I cleaned up Lub a bit, wiped some of that crap off his
face...Phorgit didn’t know what to make of it. Plugged in gods
knows how many bits of equipment, took I don’t fucking remember
how many readings...boils down to ‘haven’t got a clue.’
‘Keep him warm and feed him, but then again you might want to
keep him cold and not give him anything to eat...’ I might get
one of the guys I know at the uni to take a skedge at him, but it’s
a forlorn fucking hope..."

"What did the
thing
do
to him?"

"Well, quite,
David. Quite. That’s the fucking question, isn’t it?"

There was a tentative
rattling at the broken window. Isaac and David looked up to see
Teafortwo poking his ugly head forlornly in.

"Oh, shit,"
said Isaac in exasperation. "Look, Teafortwo, now’s not
really the best time, capiche?

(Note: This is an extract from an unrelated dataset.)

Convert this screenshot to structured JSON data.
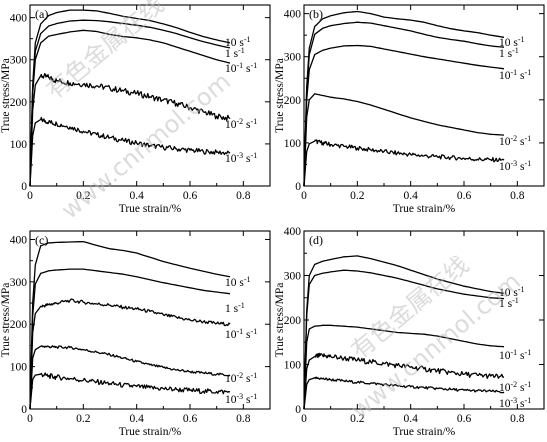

Maybe we can chat later."

"Just looking in,
boss..." Teafortwo spoke in a cowed voice utterly unlike his
usual exuberant squawk. "Wanna know how the Lublub’s
doing."

"What?" said
Isaac sharply, standing. "What about him?"

Teafortwo shied away
miserably and wailed.

"Not me, squire,
not my fault...just wondering if he’s better after the big
monsterfucker ate his face..."

"Teafortwo, were
you
here?"

The wyrman nodded
morosely and shifted a little nearer, balancing in the centre of the
window frame.

"What
happened?
We’re not angry with you, Teafortwo...we just want to know what
it was you saw..."

Teafortwo sniffed and
waved its head miserably. He pouted like a child, screwed up his face
and blurted out a great gob of words.